Even more, several banks are a part of this program alongside ANZ, Bendigo Bank, CBA, HSBC, Macquarie, NAB, and Westpac. However, it is worth mentioning that this is a separate program from the AFCX’s Intel Loop information-sharing service.
As a response, David Agranovich, the director of global threat destruction of Meta also told reporters this Tuesday that the system would give Meta the possibility of seeing more of the scam activity that is happening on the platforms.
“This channel allows financial institutions to provide insights and intelligence that we as a platform may not and often do not see from scam activity that might be happening on those financial institutions' services,” said David Agranovich.
With this, Meta will provide a list of domains that the platforms have blocked and share them with other partners. Meta will also be soon able to discover and act upon signals associated with child abuse and any kind of criminal activity.
Agranovich also stated that “Scammers aren’t going to stop their activities. Once we’ve blocked them, they’ll look for new ways to come back, new ways to get around our defensive, which is why continued information sharing like this is so critical”. He admitted that Australians could have felt frustrated about the difficulties that came in the process of reporting scams and that this was a matter that needed more attention.

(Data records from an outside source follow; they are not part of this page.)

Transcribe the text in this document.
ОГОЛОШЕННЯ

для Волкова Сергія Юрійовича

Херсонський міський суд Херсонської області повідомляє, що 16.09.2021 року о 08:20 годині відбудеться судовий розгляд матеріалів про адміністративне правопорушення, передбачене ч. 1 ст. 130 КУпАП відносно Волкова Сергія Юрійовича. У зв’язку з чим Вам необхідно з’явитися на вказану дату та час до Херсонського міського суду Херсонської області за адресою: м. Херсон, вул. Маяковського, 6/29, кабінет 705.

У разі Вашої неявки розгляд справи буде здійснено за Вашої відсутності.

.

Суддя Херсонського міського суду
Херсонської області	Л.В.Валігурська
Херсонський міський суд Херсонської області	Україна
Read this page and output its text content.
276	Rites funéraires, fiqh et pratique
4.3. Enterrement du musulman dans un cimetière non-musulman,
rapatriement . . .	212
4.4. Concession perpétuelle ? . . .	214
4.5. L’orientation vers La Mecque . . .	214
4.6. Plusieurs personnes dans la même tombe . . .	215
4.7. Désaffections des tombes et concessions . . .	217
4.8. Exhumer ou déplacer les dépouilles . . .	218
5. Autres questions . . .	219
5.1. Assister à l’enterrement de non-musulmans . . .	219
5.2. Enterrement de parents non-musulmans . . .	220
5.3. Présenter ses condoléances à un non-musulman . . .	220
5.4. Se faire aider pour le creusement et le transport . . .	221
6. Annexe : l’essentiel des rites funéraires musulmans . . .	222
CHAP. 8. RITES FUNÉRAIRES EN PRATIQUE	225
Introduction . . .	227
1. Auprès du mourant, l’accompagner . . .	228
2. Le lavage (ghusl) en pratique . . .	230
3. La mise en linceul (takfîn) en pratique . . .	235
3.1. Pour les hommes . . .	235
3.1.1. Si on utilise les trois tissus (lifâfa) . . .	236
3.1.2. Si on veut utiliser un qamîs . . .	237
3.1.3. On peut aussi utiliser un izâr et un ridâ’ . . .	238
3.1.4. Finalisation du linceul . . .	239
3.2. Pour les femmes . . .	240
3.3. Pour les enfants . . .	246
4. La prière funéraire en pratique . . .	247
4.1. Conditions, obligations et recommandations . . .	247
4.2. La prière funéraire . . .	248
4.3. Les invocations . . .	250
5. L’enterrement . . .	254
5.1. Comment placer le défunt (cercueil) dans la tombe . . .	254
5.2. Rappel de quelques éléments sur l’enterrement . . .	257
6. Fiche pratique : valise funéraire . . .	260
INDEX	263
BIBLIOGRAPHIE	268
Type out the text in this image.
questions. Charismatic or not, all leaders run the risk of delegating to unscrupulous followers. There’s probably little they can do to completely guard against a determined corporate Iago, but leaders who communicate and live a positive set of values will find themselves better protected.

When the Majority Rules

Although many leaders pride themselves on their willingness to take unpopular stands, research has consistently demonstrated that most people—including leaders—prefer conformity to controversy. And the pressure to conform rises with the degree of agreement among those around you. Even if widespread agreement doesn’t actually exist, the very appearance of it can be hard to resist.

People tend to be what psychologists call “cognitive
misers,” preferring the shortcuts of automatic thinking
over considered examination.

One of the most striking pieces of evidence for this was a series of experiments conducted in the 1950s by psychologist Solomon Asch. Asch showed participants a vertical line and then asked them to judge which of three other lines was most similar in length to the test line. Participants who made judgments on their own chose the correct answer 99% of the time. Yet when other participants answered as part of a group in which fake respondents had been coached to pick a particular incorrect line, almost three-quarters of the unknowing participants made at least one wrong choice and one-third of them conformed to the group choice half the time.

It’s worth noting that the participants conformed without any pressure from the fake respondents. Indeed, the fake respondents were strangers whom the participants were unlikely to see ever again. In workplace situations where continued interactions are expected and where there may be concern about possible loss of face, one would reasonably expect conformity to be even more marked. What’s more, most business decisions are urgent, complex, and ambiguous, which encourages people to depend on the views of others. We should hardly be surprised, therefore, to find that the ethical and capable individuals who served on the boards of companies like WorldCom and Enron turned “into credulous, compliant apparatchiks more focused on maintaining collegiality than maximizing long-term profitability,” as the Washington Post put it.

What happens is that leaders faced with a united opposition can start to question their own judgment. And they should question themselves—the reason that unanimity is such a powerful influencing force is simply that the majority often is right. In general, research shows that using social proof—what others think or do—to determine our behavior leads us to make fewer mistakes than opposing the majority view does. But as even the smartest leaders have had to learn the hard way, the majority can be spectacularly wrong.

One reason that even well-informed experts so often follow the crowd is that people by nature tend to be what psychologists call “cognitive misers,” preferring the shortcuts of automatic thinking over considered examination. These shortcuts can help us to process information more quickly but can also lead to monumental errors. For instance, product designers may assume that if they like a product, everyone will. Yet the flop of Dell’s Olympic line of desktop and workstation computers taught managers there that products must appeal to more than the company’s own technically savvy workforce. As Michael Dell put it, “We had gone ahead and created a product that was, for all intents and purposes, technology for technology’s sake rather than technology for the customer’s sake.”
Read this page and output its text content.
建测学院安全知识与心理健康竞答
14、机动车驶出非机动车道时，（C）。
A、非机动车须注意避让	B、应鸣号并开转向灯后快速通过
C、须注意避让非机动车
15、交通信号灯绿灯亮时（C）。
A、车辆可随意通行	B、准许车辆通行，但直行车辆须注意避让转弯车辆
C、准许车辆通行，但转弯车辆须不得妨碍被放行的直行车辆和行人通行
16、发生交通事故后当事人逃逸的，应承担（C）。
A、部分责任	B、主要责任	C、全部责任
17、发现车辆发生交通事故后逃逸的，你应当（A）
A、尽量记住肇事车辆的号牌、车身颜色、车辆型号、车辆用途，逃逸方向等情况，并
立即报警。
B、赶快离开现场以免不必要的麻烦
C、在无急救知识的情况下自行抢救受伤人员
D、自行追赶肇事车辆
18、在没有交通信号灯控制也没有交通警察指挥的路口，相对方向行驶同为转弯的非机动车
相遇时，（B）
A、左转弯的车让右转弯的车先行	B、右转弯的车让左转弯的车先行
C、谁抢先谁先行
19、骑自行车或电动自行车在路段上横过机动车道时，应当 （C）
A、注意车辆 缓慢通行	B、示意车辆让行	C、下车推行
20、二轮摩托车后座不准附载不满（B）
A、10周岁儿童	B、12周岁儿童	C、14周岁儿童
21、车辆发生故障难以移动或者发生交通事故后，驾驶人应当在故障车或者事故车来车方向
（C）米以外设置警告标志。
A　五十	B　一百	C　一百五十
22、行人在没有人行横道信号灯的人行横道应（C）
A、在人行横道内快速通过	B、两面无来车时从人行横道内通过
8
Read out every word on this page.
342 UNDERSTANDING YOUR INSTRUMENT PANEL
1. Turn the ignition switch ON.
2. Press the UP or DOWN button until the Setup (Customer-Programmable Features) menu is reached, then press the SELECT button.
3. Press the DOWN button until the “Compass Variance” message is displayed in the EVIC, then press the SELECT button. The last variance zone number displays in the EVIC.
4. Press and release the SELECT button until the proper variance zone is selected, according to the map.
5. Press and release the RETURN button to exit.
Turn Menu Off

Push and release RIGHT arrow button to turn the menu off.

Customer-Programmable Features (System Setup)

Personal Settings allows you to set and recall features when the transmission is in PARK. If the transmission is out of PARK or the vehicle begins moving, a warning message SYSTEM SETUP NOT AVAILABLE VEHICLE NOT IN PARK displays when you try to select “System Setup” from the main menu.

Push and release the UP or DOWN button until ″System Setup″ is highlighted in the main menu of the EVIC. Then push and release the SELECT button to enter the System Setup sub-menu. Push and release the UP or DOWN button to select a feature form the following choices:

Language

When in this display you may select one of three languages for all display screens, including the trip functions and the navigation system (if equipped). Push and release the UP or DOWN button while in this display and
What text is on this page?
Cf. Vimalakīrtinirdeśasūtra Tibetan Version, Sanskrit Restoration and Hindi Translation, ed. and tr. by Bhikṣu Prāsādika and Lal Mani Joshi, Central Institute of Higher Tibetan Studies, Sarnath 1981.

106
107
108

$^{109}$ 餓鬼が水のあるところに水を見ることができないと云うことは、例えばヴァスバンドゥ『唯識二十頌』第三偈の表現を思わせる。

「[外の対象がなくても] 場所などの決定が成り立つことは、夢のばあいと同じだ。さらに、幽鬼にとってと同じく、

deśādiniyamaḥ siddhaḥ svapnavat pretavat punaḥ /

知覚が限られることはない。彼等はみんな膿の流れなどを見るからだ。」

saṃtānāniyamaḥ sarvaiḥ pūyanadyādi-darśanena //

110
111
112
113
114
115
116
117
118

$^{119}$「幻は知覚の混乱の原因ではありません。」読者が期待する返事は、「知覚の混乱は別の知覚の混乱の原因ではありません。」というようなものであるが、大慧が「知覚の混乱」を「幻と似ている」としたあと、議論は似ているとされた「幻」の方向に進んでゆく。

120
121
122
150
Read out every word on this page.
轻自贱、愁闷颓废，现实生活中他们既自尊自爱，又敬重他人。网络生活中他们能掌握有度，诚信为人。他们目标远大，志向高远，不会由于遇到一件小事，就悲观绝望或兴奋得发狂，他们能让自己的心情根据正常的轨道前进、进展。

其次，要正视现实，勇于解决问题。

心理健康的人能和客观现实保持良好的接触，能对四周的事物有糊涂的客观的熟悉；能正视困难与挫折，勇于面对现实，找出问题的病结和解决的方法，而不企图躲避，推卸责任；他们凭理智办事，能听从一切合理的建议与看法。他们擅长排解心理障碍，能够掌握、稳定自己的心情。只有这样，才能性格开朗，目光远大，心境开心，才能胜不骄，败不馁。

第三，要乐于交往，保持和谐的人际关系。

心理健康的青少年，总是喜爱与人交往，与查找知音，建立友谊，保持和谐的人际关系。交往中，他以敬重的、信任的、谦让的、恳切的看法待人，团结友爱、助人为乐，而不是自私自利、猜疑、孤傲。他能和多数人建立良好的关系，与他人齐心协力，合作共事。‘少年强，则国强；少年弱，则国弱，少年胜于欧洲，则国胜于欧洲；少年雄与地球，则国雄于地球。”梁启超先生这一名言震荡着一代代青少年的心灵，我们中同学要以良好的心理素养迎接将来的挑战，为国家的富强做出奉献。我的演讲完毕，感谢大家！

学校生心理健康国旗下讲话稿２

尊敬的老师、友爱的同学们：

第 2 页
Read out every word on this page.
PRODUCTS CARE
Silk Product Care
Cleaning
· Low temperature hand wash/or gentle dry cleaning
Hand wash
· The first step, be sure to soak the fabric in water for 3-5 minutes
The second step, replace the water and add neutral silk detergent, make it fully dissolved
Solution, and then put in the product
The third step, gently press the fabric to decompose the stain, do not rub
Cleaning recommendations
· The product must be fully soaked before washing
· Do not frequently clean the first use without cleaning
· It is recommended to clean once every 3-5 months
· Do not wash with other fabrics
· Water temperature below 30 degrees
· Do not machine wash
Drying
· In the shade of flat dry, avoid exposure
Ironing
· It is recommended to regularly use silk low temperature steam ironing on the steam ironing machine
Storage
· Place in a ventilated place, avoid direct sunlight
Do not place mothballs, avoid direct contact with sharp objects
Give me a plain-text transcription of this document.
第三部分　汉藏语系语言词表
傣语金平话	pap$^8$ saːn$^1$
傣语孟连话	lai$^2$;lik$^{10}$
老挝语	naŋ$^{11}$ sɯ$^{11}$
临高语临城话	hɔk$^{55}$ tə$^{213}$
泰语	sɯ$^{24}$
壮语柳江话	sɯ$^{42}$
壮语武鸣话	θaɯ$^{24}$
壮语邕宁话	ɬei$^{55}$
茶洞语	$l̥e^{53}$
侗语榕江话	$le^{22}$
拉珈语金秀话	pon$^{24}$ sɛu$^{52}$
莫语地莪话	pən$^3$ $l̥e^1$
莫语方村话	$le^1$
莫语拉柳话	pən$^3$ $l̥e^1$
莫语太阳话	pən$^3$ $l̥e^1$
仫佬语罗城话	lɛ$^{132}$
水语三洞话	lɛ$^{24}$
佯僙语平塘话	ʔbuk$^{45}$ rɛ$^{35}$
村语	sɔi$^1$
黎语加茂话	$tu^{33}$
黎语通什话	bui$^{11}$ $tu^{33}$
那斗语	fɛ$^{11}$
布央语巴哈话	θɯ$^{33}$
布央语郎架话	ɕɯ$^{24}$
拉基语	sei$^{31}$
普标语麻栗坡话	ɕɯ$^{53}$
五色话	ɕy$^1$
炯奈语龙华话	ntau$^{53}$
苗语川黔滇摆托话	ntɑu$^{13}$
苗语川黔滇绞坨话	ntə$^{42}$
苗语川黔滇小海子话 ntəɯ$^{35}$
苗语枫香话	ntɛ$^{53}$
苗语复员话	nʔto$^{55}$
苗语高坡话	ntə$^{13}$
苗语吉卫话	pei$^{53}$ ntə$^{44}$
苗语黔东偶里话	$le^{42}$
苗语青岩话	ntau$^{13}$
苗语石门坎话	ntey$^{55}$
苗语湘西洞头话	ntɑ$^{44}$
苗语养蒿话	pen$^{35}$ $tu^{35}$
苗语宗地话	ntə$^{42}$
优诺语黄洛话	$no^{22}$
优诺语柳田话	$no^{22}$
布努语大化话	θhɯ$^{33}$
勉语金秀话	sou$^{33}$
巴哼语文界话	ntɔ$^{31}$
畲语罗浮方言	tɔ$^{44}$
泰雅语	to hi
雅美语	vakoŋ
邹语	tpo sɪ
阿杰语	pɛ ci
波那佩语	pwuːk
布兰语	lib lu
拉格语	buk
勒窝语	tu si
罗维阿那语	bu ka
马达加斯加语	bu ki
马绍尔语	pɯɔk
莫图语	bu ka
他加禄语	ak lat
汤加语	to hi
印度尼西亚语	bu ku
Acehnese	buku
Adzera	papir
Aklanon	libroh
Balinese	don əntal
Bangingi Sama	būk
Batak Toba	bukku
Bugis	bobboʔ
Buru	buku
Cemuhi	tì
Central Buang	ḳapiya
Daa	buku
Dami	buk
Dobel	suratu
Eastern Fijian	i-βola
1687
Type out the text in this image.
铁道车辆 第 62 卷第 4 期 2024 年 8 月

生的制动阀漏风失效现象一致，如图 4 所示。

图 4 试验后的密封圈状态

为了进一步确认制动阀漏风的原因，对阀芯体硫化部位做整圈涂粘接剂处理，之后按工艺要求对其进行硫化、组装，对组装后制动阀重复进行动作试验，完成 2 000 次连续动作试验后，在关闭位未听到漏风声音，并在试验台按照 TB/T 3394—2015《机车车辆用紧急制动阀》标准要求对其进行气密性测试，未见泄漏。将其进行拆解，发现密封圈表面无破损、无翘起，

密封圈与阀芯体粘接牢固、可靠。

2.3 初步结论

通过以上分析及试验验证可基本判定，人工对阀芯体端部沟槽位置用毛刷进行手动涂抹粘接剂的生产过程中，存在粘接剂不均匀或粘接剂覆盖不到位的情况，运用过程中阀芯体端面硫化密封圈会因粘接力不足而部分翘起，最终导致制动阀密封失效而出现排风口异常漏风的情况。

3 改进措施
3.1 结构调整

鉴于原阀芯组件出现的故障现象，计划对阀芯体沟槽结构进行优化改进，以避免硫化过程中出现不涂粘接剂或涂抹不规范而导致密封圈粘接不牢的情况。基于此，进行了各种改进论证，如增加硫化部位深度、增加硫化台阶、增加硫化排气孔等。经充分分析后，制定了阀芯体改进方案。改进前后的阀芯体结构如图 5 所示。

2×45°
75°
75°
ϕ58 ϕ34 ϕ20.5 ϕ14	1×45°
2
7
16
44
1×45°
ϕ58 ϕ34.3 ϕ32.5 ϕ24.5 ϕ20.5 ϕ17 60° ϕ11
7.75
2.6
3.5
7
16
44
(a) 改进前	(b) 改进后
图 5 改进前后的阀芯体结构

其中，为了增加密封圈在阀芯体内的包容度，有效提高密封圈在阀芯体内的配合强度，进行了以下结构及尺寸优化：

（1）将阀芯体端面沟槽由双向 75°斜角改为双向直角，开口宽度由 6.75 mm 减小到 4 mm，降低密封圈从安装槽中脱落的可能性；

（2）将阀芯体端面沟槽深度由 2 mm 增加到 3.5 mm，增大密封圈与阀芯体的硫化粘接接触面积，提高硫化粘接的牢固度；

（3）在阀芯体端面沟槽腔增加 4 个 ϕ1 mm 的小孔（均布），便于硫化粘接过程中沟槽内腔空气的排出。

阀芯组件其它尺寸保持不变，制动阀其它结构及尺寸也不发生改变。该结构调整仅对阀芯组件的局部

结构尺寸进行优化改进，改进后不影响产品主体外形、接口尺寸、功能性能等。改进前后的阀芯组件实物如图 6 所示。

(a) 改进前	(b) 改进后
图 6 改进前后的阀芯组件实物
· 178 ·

“What we find is there’s a huge chunk of things to get taken down in an automated way by either our scale detection or by our investigators looking for things that got through that detection, but there are still things that are making it through,” and that “And signal sharing from partners like AFCX and from banks or from users who see things on the platform can help us figure out why and where are those automated detection systems failing,” he said.